For stripers, use a whole fish head, such as that of the bunker that previously was filleted. As general rule of thumb, Evans said, “Big bait equals big fish.”
After all the rigging and baiting, it’s time to fish. Cast out into the ocean overhand and get enough distance to get over that first set of breakers. If it gets too close to the wash, then baits can be stripped off the hook and the rigs will need re-baited.
Then it becomes a waiting game, as most fishing is.
The key to surf fishing is finding the right location at the right time.
Looking for trough-like shapes on the beach can indicate a pocket of deep water just offshore and often marks good fishing.
Fishing is good at high tide or low tide, as long as the water is moving. If the water is still, then chances are the fish won’t be biting. When dolphins are in the area, they can often show anglers where the fishing will be plentiful.

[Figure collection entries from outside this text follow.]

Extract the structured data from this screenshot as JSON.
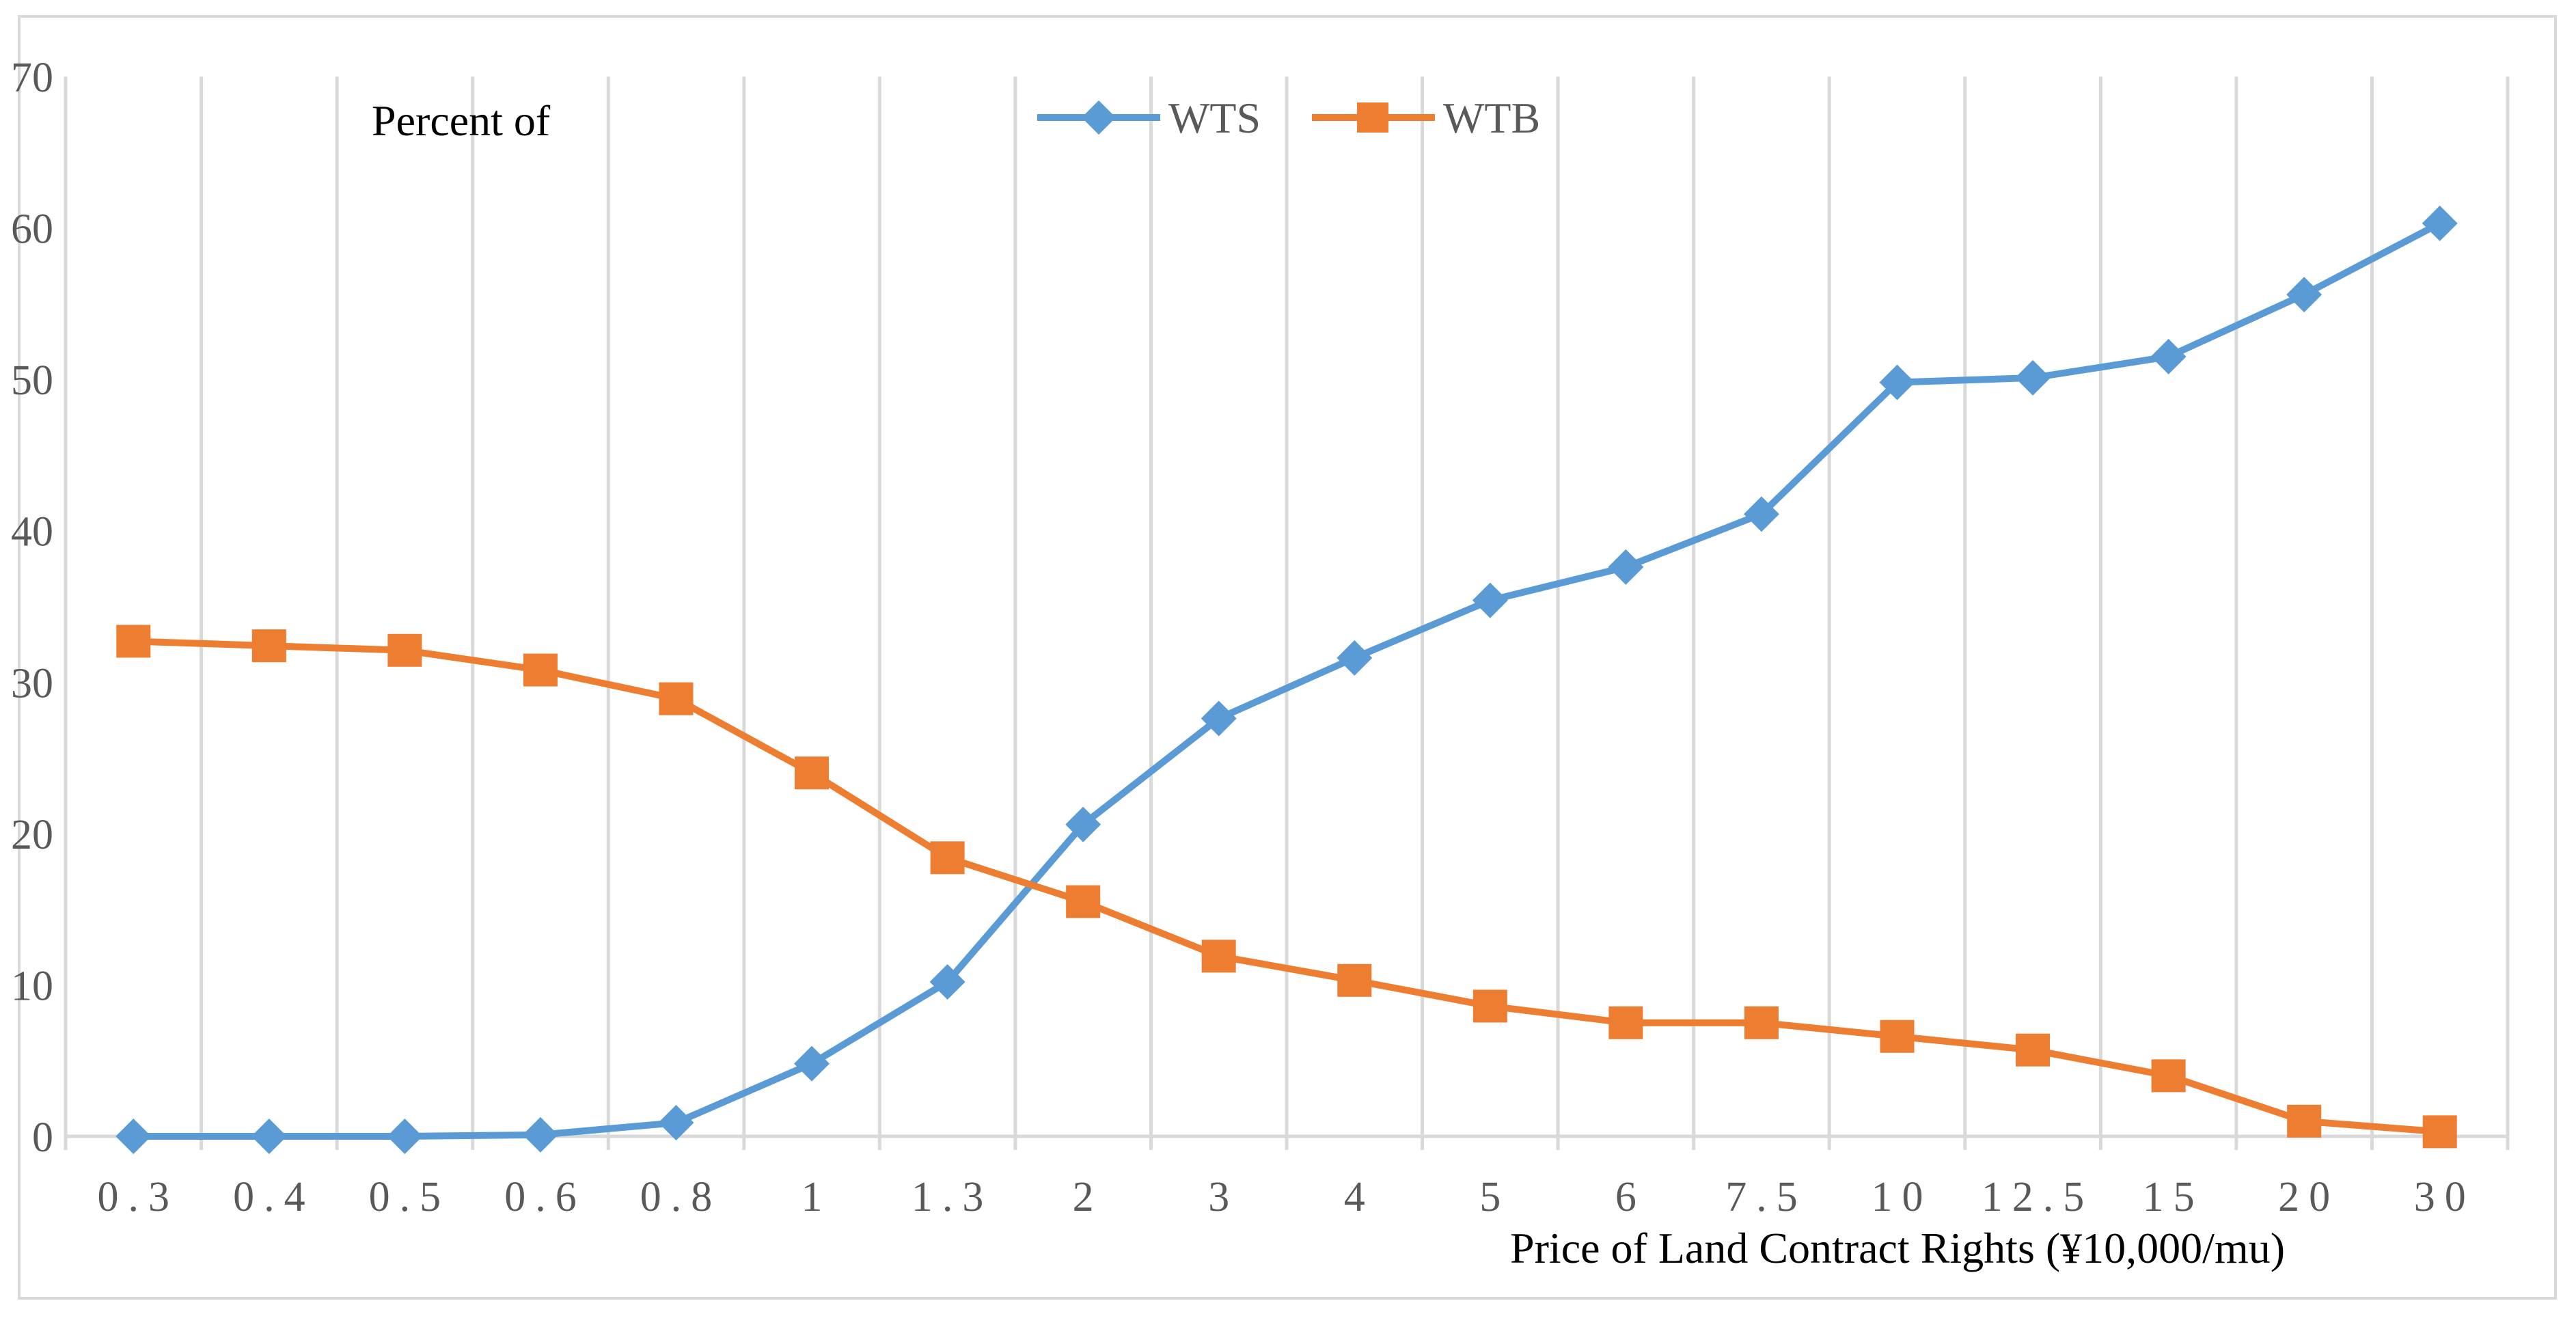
{
  "chart_data": {
    "type": "line",
    "title": "",
    "ylabel": "Percent of",
    "xlabel": "Price of Land Contract Rights (¥10,000/mu)",
    "categories": [
      "0.3",
      "0.4",
      "0.5",
      "0.6",
      "0.8",
      "1",
      "1.3",
      "2",
      "3",
      "4",
      "5",
      "6",
      "7.5",
      "10",
      "12.5",
      "15",
      "20",
      "30"
    ],
    "ylim": [
      0,
      70
    ],
    "yticks": [
      0,
      10,
      20,
      30,
      40,
      50,
      60,
      70
    ],
    "grid": "vertical",
    "legend_position": "top-center",
    "series": [
      {
        "name": "WTS",
        "color": "#5b9bd5",
        "marker": "diamond",
        "values": [
          0,
          0,
          0,
          0.1,
          0.9,
          4.8,
          10.2,
          20.6,
          27.6,
          31.6,
          35.4,
          37.6,
          41.1,
          49.8,
          50.1,
          51.5,
          55.6,
          60.3
        ]
      },
      {
        "name": "WTB",
        "color": "#ed7d31",
        "marker": "square",
        "values": [
          32.7,
          32.4,
          32.1,
          30.8,
          28.9,
          24.0,
          18.4,
          15.5,
          11.9,
          10.3,
          8.6,
          7.5,
          7.5,
          6.6,
          5.7,
          4.0,
          1.0,
          0.3
        ]
      }
    ]
  }
}
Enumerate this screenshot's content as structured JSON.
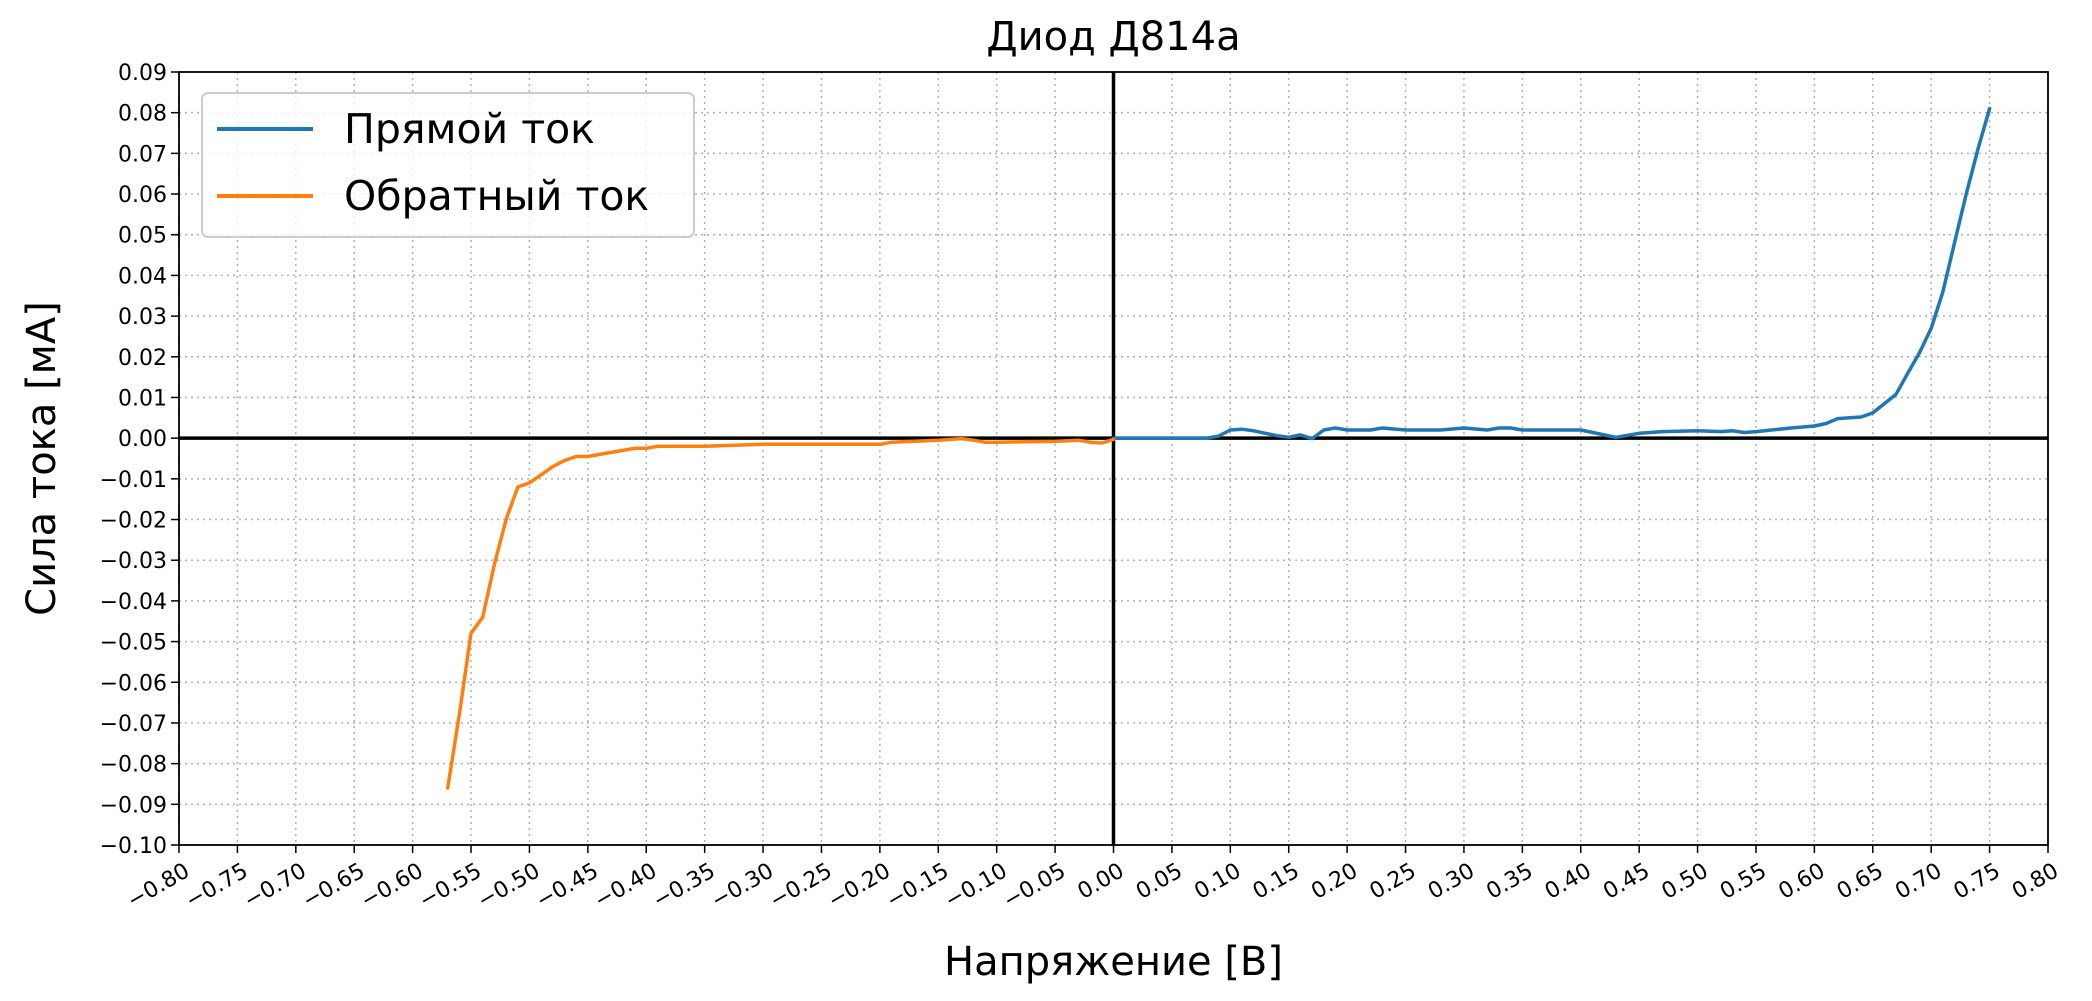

To get started on surf fishing can cost as much as one would like.
“You can keep it under $100,” Ruback said. “Once you have the rod/reel, most of the money will be spent on tackle and bait.”
Every once in a while, check the rod for tension, as the fish hook themselves in surf fishing. If there is steady resistance, odds are that some sea creature has taken the bait.
On July 4, in about an hour of fishing, the catch totaled two spot, one perch and a skate.
Ruback said that in the summer the best option is to use the kingfish rigs. During the spring of this year there was a nice run of bluefish.
“The goal of our class is to get new anglers into the sport,” Evans said.